When we examine the event in which Nehemiah asked for permission, we notice an essential presence. “Then the king, with the queen sitting beside him, asked me, ‘How long will your journey take, and when will you return?” the Bible says. ‘It pleased the king to dispatch me, so I set a time’ (Nehemiah 2:6, emphasis added).

Who was this mysterious queen? Esther was this queen. We can see her influence even after she has saved the Jewish nation. She was elevated to a prominent position to protect the Jewish people for the Lord.

Nehemiah’s Influence Carries Out God’s Plans

Nehemiah was at ease in the palace. He had the king’s approval. What more could he want? Why did he have to be concerned about reconstructing Jerusalem’s walls? Why should he be concerned?

Nehemiah cared because he knew he couldn’t afford to stay in his comfort zone. According to the Bible, he wept when he heard about the state of Jerusalem. He was not only emotionally troubled. He did something about his feelings. What was his first action? The Bible said, “When I heard these things, I sat down and wept. For some days, I mourned and fasted and prayed before the God of heaven” (Nehemiah 1:4).  

Nehemiah was concerned because he understood his proper role. It was not to be the pagan king’s cupbearer. He was an insider to God. Nehemiah used his clout in the palace to kickstart rebuilding Jerusalem’s walls.

What can you do in your workplace?

Are you satisfied with your position in the political system? Perhaps,  you are afraid to ruffle some feathers in the name of the Lord.  Are you afraid to leave your comfort zone?

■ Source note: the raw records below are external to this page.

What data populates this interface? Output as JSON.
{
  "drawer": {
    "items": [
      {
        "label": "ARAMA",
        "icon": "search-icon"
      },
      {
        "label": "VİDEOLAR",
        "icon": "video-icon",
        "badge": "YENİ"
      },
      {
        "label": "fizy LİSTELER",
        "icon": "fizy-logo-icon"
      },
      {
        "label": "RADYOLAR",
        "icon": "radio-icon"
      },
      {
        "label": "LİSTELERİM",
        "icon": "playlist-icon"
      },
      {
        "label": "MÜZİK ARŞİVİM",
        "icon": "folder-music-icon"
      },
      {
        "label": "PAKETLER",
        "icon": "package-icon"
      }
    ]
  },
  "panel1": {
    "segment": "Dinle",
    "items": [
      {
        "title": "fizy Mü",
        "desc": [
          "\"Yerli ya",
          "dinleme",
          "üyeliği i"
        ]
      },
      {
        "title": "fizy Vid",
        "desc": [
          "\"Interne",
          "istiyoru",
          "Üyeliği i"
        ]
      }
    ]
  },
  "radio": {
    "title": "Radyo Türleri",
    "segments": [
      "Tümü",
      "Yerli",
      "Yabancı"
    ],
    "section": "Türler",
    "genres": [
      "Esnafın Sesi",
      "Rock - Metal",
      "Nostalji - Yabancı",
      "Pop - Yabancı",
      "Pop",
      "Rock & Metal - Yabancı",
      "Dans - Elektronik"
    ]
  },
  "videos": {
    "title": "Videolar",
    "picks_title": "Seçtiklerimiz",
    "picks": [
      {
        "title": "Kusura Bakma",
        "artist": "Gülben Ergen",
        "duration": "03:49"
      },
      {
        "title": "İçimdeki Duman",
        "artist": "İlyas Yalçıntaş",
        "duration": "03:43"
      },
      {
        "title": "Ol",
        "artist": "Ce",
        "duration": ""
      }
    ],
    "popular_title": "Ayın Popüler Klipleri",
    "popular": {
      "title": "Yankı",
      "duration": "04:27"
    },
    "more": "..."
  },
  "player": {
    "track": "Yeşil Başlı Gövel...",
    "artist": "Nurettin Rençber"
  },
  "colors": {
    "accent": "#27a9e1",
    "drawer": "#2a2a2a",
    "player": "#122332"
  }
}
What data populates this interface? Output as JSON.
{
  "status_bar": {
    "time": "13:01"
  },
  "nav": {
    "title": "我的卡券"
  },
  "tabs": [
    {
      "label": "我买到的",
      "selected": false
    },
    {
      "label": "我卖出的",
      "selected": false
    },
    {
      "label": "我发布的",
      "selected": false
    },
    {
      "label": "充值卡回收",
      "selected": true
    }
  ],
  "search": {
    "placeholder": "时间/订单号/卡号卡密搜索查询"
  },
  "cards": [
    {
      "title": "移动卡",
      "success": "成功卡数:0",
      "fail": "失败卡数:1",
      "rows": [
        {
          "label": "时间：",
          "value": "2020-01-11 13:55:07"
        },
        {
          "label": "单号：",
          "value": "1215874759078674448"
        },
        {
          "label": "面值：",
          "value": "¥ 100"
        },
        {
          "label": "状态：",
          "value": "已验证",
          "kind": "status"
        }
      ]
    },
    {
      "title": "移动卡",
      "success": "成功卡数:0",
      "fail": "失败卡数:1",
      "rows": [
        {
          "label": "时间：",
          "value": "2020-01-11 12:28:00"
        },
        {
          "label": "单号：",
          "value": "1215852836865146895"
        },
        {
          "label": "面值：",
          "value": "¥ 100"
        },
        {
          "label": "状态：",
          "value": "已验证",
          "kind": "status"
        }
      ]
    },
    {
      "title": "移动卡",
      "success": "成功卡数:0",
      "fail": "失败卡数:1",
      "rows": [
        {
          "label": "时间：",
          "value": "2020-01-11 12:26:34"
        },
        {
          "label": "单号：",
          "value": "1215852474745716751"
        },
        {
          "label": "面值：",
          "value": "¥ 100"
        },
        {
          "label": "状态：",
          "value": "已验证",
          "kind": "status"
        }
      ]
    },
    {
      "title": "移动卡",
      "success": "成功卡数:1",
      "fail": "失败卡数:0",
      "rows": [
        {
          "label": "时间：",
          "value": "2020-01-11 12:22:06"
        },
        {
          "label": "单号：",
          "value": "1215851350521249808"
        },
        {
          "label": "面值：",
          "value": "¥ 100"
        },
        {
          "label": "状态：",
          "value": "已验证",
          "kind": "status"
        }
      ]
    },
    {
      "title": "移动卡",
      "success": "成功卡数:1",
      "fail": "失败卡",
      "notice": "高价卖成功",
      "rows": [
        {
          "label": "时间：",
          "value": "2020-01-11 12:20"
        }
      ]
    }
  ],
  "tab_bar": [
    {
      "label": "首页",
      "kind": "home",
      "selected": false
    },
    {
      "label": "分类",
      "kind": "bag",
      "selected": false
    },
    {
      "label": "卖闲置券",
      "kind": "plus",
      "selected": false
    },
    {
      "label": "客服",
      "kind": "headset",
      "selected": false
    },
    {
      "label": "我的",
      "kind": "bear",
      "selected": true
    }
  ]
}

Nehemiah was the man God chose for this project. He felt called to do this project and was determined to see it through. He bravely requested permission from the king to carry out God’s will. Nehemiah asked that God act on his behalf, which He did.

I also said to him, “If it pleases the king, may I have letters to the governors of Trans-Euphrates, so that they will provide me safe conduct until I arrive in Judah? And may I have a letter to Asaph, keeper of the royal park, so he will give me timber to make beams for the gates of the citadel by the temple and the city wall and for the residence I will occupy?” And because the gracious hand of my God was on me, the king granted my requests. So I went to the governors of Trans-Euphrates and gave them the king’s letters. The king had also sent army officers and cavalry with me. (Nehemiah 2:7-9, emphasis added) 

We see how God places his people in the palace to influence something significant in the stories of Obadiah, Esther, and Nehemiah. The palace is the seat of power. The palace serves as a focal point for protection and control.

Obadiah’s job was to guard the prophets. Esther’s role was to safeguard the Jewish people. The role of Nehemiah was to protect Jerusalem’s future. What is God asking you to guard?